Some companies give a discount for buying tickets online, call their representatives on the airport, you can save some money  if you purchase it online.
Cheapest tickets are economic classes, no special services for children or babies, by airfare companies logic children under 2 years don't need to have their seats, but a flight of 15 hours is quite an effort for babies as well as parents, from our experience.
Seats are small and uncomfortable, flight is long, you are lucky is if there is enough empty seats on the plane that you can put your child to sleep beside you, in other circumstances it should you sit in your lap non-stop ...

Ask about the luggage limits

Each carrier has a limit depending on the price of tickets, the cheaper the tickets less luggage allowed, the rule is 23kg per 10kg for children, and hand-5kg or 10 kg per person, of course, make sure you don't end up paying 10 euros per excess kilogram, or 100 euros per suitcase if the weight and dimensions are not proper.
There is no "discount" when it comes to luggage for immigration or emigration.
Baby strollers are not included in the weight of  the luggage.
Bringing food and water into the airplane is not a problem if you have a young child with you, I had  4 bottles of food and milk and 2 bottles of water and no one has said anything, I also had a blanket, spare clothes, bag with diapers, plastic bags for waste and other baby stuff ... all that I needed for my baby I brought on the plane without problems.

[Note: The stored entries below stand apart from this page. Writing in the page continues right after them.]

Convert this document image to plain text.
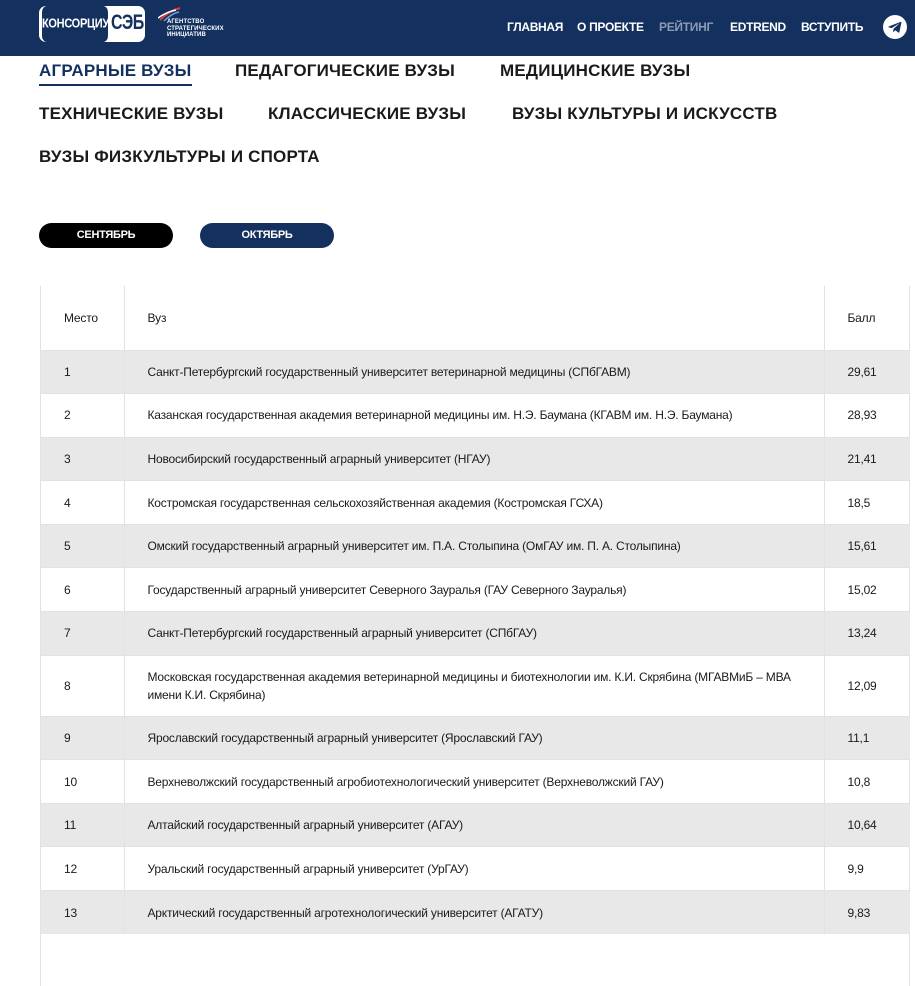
КОНСОРЦИУМ
СЭБ	АГЕНТСТВО СТРАТЕГИЧЕСКИХ ИНИЦИАТИВ
ГЛАВНАЯ О ПРОЕКТЕ РЕЙТИНГ EDTREND ВСТУПИТЬ
АГРАРНЫЕ ВУЗЫ	ПЕДАГОГИЧЕСКИЕ ВУЗЫ	МЕДИЦИНСКИЕ ВУЗЫ
ТЕХНИЧЕСКИЕ ВУЗЫ	КЛАССИЧЕСКИЕ ВУЗЫ	ВУЗЫ КУЛЬТУРЫ И ИСКУССТВ
ВУЗЫ ФИЗКУЛЬТУРЫ И СПОРТА
СЕНТЯБРЬ	ОКТЯБРЬ
Место	Вуз	Балл
1	Санкт-Петербургский государственный университет ветеринарной медицины (СПбГАВМ)	29,61
2	Казанская государственная академия ветеринарной медицины им. Н.Э. Баумана (КГАВМ им. Н.Э. Баумана)	28,93
3	Новосибирский государственный аграрный университет (НГАУ)	21,41
4	Костромская государственная сельскохозяйственная академия (Костромская ГСХА)	18,5
5	Омский государственный аграрный университет им. П.А. Столыпина (ОмГАУ им. П. А. Столыпина)	15,61
6	Государственный аграрный университет Северного Зауралья (ГАУ Северного Зауралья)	15,02
7	Санкт-Петербургский государственный аграрный университет (СПбГАУ)	13,24
8	Московская государственная академия ветеринарной медицины и биотехнологии им. К.И. Скрябина (МГАВМиБ – МВА имени К.И. Скрябина)	12,09
9	Ярославский государственный аграрный университет (Ярославский ГАУ)	11,1
10	Верхневолжский государственный агробиотехнологический университет (Верхневолжский ГАУ)	10,8
11	Алтайский государственный аграрный университет (АГАУ)	10,64
12	Уральский государственный аграрный университет (УрГАУ)	9,9
13	Арктический государственный агротехнологический университет (АГАТУ)	9,83
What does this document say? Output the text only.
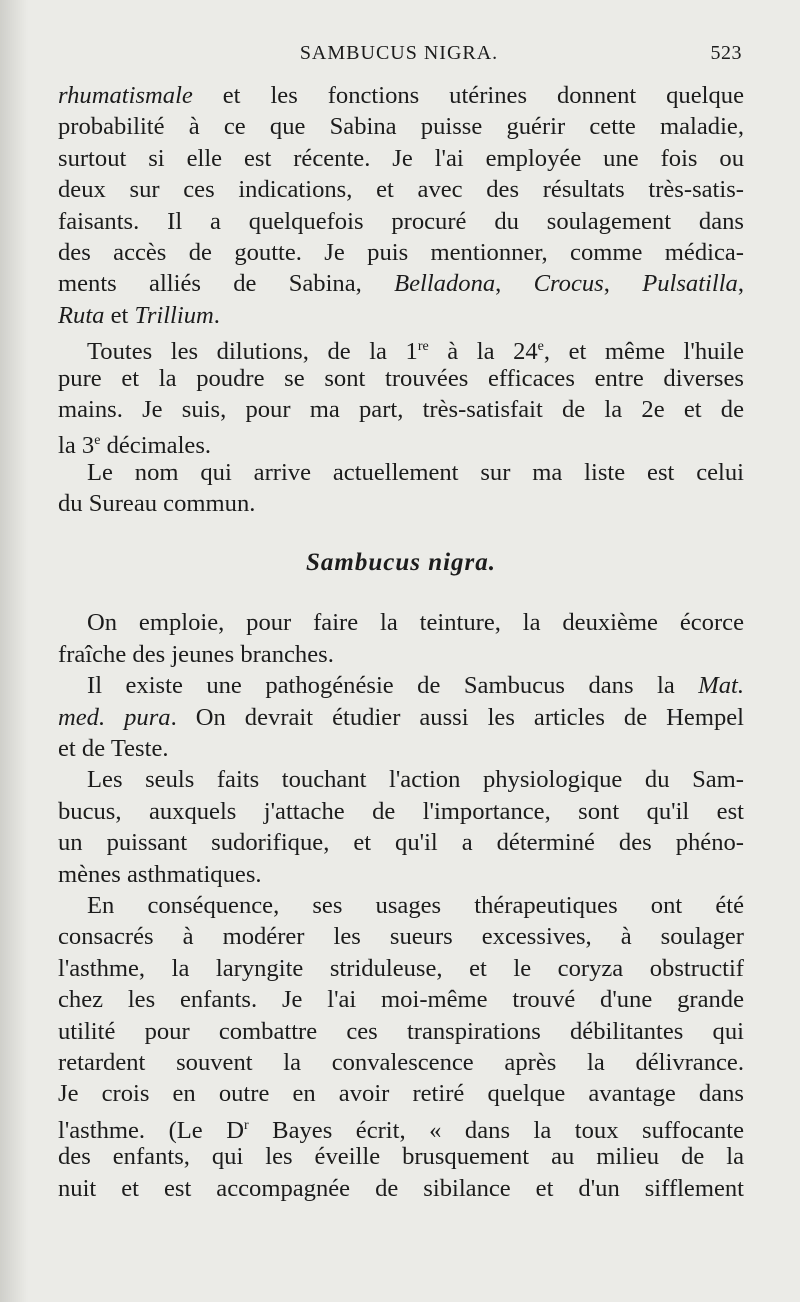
SAMBUCUS NIGRA.	523
rhumatismale et les fonctions utérines donnent quelque
probabilité à ce que Sabina puisse guérir cette maladie,
surtout si elle est récente. Je l'ai employée une fois ou
deux sur ces indications, et avec des résultats très-satis-
faisants. Il a quelquefois procuré du soulagement dans
des accès de goutte. Je puis mentionner, comme médica-
ments alliés de Sabina, Belladona, Crocus, Pulsatilla,
Ruta et Trillium.
Toutes les dilutions, de la 1re à la 24e, et même l'huile
pure et la poudre se sont trouvées efficaces entre diverses
mains. Je suis, pour ma part, très-satisfait de la 2e et de
la 3e décimales.
Le nom qui arrive actuellement sur ma liste est celui
du Sureau commun.
Sambucus nigra.
On emploie, pour faire la teinture, la deuxième écorce
fraîche des jeunes branches.
Il existe une pathogénésie de Sambucus dans la Mat.
med. pura. On devrait étudier aussi les articles de Hempel
et de Teste.
Les seuls faits touchant l'action physiologique du Sam-
bucus, auxquels j'attache de l'importance, sont qu'il est
un puissant sudorifique, et qu'il a déterminé des phéno-
mènes asthmatiques.
En conséquence, ses usages thérapeutiques ont été
consacrés à modérer les sueurs excessives, à soulager
l'asthme, la laryngite striduleuse, et le coryza obstructif
chez les enfants. Je l'ai moi-même trouvé d'une grande
utilité pour combattre ces transpirations débilitantes qui
retardent souvent la convalescence après la délivrance.
Je crois en outre en avoir retiré quelque avantage dans
l'asthme. (Le $D^r$ Bayes écrit, « dans la toux suffocante
des enfants, qui les éveille brusquement au milieu de la
nuit et est accompagnée de sibilance et d'un sifflement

In principle, all overseas flights are flown in a similar aircraft, the difference is in the price of the tickets and a connection.
We took Alitalia  and it was quite stressful, but a bargain compared to the others.One week before the departure they canceled our flight without any warning and without informing us, we tried to get the next flight, but they forgot to make a reservation for the baby ...As we arrived to Belgrade  airport we found out that one ticket is missing, Alitalia's office at the airport did not work because the worker was not coming that day and we were one hour away from the flight and with only two tickets  ... JAT our connection flight to Rome somehow provided a ticket for the baby to Rome and told us to solve it there with Alitalia's workers.Then it turned out that the luggage is a problem, we had a surplus of 4 kg for which we needed to pay 100 euros, we decided not to, somehow we got the guy in charge to let us go  because these were all baby items, we told him he can take all the diapers and baby clothes and toys out on the floor if he wants to, but I don't want to pay that ridiculous amount of the end we gave him 10 euros instead and he let us go.
In Rome we caught to a train to the terminal we had half an hour to fix the ticket problem but 325 people were waiting to board the same flight.We got split seats, I pleaded them and  asked that we sit together, explained that we have a baby and that we should hold it for the next 15 hours, finally they had mercy and we got to sit together.

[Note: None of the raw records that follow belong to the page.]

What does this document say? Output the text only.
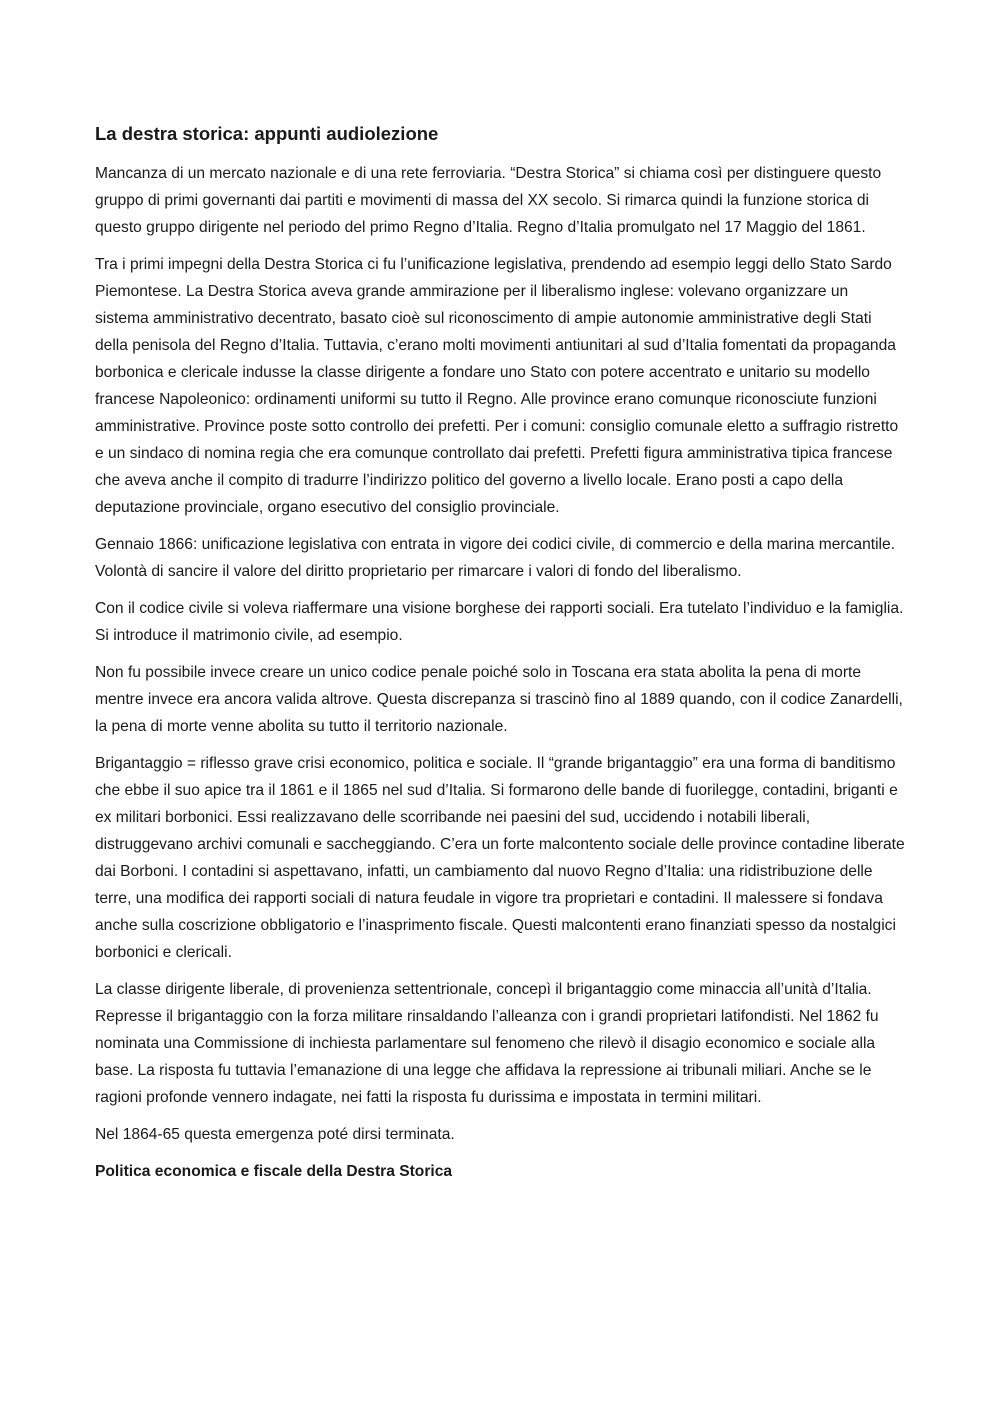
La destra storica: appunti audiolezione

Mancanza di un mercato nazionale e di una rete ferroviaria. “Destra Storica” si chiama così per distinguere questo gruppo di primi governanti dai partiti e movimenti di massa del XX secolo. Si rimarca quindi la funzione storica di questo gruppo dirigente nel periodo del primo Regno d’Italia. Regno d’Italia promulgato nel 17 Maggio del 1861.

Tra i primi impegni della Destra Storica ci fu l’unificazione legislativa, prendendo ad esempio leggi dello Stato Sardo Piemontese. La Destra Storica aveva grande ammirazione per il liberalismo inglese: volevano organizzare un sistema amministrativo decentrato, basato cioè sul riconoscimento di ampie autonomie amministrative degli Stati della penisola del Regno d’Italia. Tuttavia, c’erano molti movimenti antiunitari al sud d’Italia fomentati da propaganda borbonica e clericale indusse la classe dirigente a fondare uno Stato con potere accentrato e unitario su modello francese Napoleonico: ordinamenti uniformi su tutto il Regno. Alle province erano comunque riconosciute funzioni amministrative. Province poste sotto controllo dei prefetti. Per i comuni: consiglio comunale eletto a suffragio ristretto e un sindaco di nomina regia che era comunque controllato dai prefetti. Prefetti figura amministrativa tipica francese che aveva anche il compito di tradurre l’indirizzo politico del governo a livello locale. Erano posti a capo della deputazione provinciale, organo esecutivo del consiglio provinciale.

Gennaio 1866: unificazione legislativa con entrata in vigore dei codici civile, di commercio e della marina mercantile. Volontà di sancire il valore del diritto proprietario per rimarcare i valori di fondo del liberalismo.

Con il codice civile si voleva riaffermare una visione borghese dei rapporti sociali. Era tutelato l’individuo e la famiglia. Si introduce il matrimonio civile, ad esempio.

Non fu possibile invece creare un unico codice penale poiché solo in Toscana era stata abolita la pena di morte mentre invece era ancora valida altrove. Questa discrepanza si trascinò fino al 1889 quando, con il codice Zanardelli, la pena di morte venne abolita su tutto il territorio nazionale.

Brigantaggio = riflesso grave crisi economico, politica e sociale. Il “grande brigantaggio” era una forma di banditismo che ebbe il suo apice tra il 1861 e il 1865 nel sud d’Italia. Si formarono delle bande di fuorilegge, contadini, briganti e ex militari borbonici. Essi realizzavano delle scorribande nei paesini del sud, uccidendo i notabili liberali, distruggevano archivi comunali e saccheggiando. C’era un forte malcontento sociale delle province contadine liberate dai Borboni. I contadini si aspettavano, infatti, un cambiamento dal nuovo Regno d’Italia: una ridistribuzione delle terre, una modifica dei rapporti sociali di natura feudale in vigore tra proprietari e contadini. Il malessere si fondava anche sulla coscrizione obbligatorio e l’inasprimento fiscale. Questi malcontenti erano finanziati spesso da nostalgici borbonici e clericali.

La classe dirigente liberale, di provenienza settentrionale, concepì il brigantaggio come minaccia all’unità d’Italia. Represse il brigantaggio con la forza militare rinsaldando l’alleanza con i grandi proprietari latifondisti. Nel 1862 fu nominata una Commissione di inchiesta parlamentare sul fenomeno che rilevò il disagio economico e sociale alla base. La risposta fu tuttavia l’emanazione di una legge che affidava la repressione ai tribunali miliari. Anche se le ragioni profonde vennero indagate, nei fatti la risposta fu durissima e impostata in termini militari.

Nel 1864-65 questa emergenza poté dirsi terminata.

Politica economica e fiscale della Destra Storica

The plane was a mess, small narrow space full of people, and small seats. In front of us was a guy with two wives and four young children, crying, screaming and running around, he'd play music on his cell phone and turn it very loud...It was hard with a small child, no where to move or turn and baby could not sleep because of the noise and the crowd ...I told myself I'm not getting on a plane until he is big enough to endure the flight or to sleep it over in his own seat.
My advice to you is: if there is any chance to take the night flight do it, the child will at least get a bit of sleep and you'll get some time to recover ...
Some have advised me to give him fever medication that will make him sleep but I didn't want to do that, I didn't see the point we would be dead tired after landing and he would be fit for fun, that would probably be even harder to cope with.
 It took us all together 20 hours to reach our final destination.